BNSF Railway Co., the railroad owned by Warren Buffett’s Berkshire Hathaway Inc., said in an e-mailed statement it already provides state agencies and emergency response organizations with route information on hazardous materials upon request. BNSF, which operates mostly west of the Mississippi River, is the main railroad that provides service to the Bakken region, which is centered in North Dakota.
Studier Cars
The railroads, which usually don’t own tank cars, have urged regulators to mandate studier cars and to require that older ones be phased out over a shorter period than the shippers or leasing companies that own the cars want.
“BNSF believes that promulgation of a federal tank car standard will provide much needed certainty for shippers and improved safety and response time for all first responders,” the Fort Worth, Texas-based railroad said in the statement.
Crude-by-rail shipments have soared as drillers employ new technologies to crack open and free oil and gas from shale formations at a faster pace than pipelines can handle.
Railroads moved about 400,000 oil carloads in 2013, dwarfing 2005’s 6,000, according to an estimate by Logan Purk, a St. Louis-based Edward Jones & Co. analyst.
The train that derailed in Quebec included the DOT-111s.

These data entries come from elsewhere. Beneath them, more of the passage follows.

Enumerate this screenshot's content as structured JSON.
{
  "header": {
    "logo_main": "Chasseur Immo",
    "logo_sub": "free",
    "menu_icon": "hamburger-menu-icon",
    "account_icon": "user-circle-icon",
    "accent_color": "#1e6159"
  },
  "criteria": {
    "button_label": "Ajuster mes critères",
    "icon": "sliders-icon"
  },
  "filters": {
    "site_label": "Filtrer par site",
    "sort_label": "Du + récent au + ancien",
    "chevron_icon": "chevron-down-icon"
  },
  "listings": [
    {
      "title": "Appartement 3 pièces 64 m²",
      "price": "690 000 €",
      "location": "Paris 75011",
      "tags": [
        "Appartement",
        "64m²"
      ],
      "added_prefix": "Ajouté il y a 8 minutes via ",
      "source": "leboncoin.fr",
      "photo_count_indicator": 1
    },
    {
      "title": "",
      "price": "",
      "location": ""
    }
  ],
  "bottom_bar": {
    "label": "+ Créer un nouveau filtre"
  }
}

Canada ordered a phase out last month of older tank cars over a three-year period.
Brigham McCown, a former head of the Pipeline and Hazardous Materials Safety Administration, said that while the advisory on the tank cars stops short of prohibiting use of older models, the effect could be far reaching.
“Now it becomes a potential legal liability to ship in an old car if there is an accident,” he said in an interview. Regulators should focus on why trains are derailing rather than on the sturdiness of the tank cars, he said.